The Archaeological Museum of Rhodes is housed in the medieval building which served as the Hospital of the Knights of St. John. The structure was begun in 1440 by Grand Master de Lastic with money bequeathed by his predecessor, Fluvian, and was completed in 1489 by Grand Master d'Aubusson. The museum is a two-storey building, with a central courtyard, all four sides of which are lined with porticoes.
Interesting finds dating from all periods of the island's history, discovered during archaeological excavations, are exhibited in the Garden and in the twenty rooms of the upper floor. In the garden the visitor can see sculptures and funerary steles of the Hellenistic period and the mosaic floors of the Hellenistic period from Rhodes town.

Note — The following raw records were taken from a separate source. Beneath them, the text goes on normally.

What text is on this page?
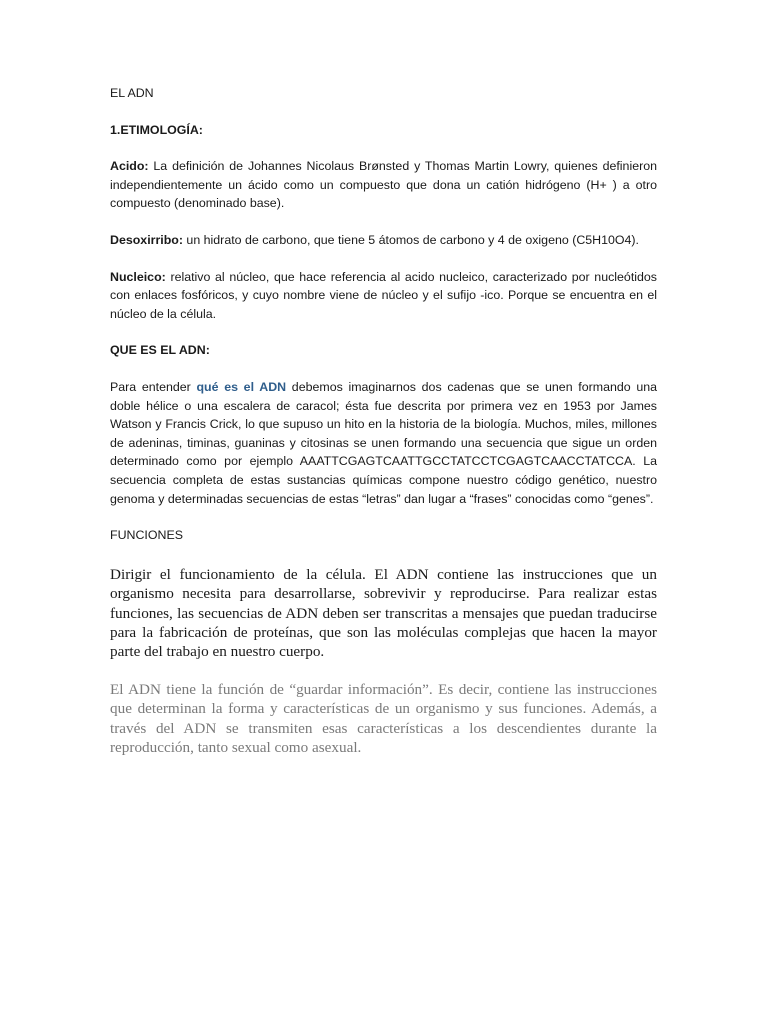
EL ADN
1.ETIMOLOGÍA:

Acido: La definición de Johannes Nicolaus Brønsted y Thomas Martin Lowry, quienes definieron independientemente un ácido como un compuesto que dona un catión hidrógeno (H+ ) a otro compuesto (denominado base).

Desoxirribo: un hidrato de carbono, que tiene 5 átomos de carbono y 4 de oxigeno (C5H10O4).

Nucleico: relativo al núcleo, que hace referencia al acido nucleico, caracterizado por nucleótidos con enlaces fosfóricos, y cuyo nombre viene de núcleo y el sufijo -ico. Porque se encuentra en el núcleo de la célula.

QUE ES EL ADN:

Para entender qué es el ADN debemos imaginarnos dos cadenas que se unen formando una doble hélice o una escalera de caracol; ésta fue descrita por primera vez en 1953 por James Watson y Francis Crick, lo que supuso un hito en la historia de la biología. Muchos, miles, millones de adeninas, timinas, guaninas y citosinas se unen formando una secuencia que sigue un orden determinado como por ejemplo AAATTCGAGTCAATTGCCTATCCTCGAGTCAACCTATCCA. La secuencia completa de estas sustancias químicas compone nuestro código genético, nuestro genoma y determinadas secuencias de estas “letras” dan lugar a “frases” conocidas como “genes”.

FUNCIONES

Dirigir el funcionamiento de la célula. El ADN contiene las instrucciones que un organismo necesita para desarrollarse, sobrevivir y reproducirse. Para realizar estas funciones, las secuencias de ADN deben ser transcritas a mensajes que puedan traducirse para la fabricación de proteínas, que son las moléculas complejas que hacen la mayor parte del trabajo en nuestro cuerpo.

El ADN tiene la función de “guardar información”. Es decir, contiene las instrucciones que determinan la forma y características de un organismo y sus funciones. Además, a través del ADN se transmiten esas características a los descendientes durante la reproducción, tanto sexual como asexual.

Various statues and fragments of funerary monuments are also on exhibit in the Museum atrium. An early Christian floor mosaic from Arkasa, Karpathos has been laid in the recess of the south side of the atrium and at the rear of the recess stands a reconstruction of a tombstone in front of a small temple, housing a trophy.
The Museum houses the following collections:
Tomb groups from ancient Ialysos of the Geometric and Classical periods: vases, figurines, jewellery, metal objects. Tomb groups from ancient Kamiros of the Geometric and Classical periods: vases, small objects, figurines. A collection of Classical, Hellenistic and Roman sculpture. Funerary slabs from the period of the Knights with relief representations of the deceased or of their coats of arms.
A few of the most important exhibits in the Museum are:
• Fikellura Amphora of the Rhodian workshop, 6th c. BC. It has palmettes below the handles and depicts an animal on the front and back.
• Two Headless Archaic Kouroi from Kamiros. 550-530 BC
• Vroulian cup of the Rhodian workshop. 6th c. BC.
• Attic Black-figure Amphora showing a warrior's departure. 6th c. BC.
• Grave stele of Krito and Timarista with two standing female figures. Timarista, fullface, in a chiton and peplos embraces Krito, who is dressed in a chiton and himation and has short hair. 420-410 BC.
• Grave stele of Kalliarista. It depicts the dead Kalliarista, seated, in a chiton and himation which covers her head. Her servant, standing, holds a pyxis with her cosmetics. The stele has a pediment capping resting on pilasters. Ca. 350 BC.
• Marble head of an athlete. 4th c. BC.
• Marble head of Helios. Fine example of Hellenistic baroque. 250-160 BC.
• Marble statue of a crouching Aphrodite. A remodelling of the Doidalsas type. Ca. 100 BC.
• Portrait copy, probably of the comic poet Menander.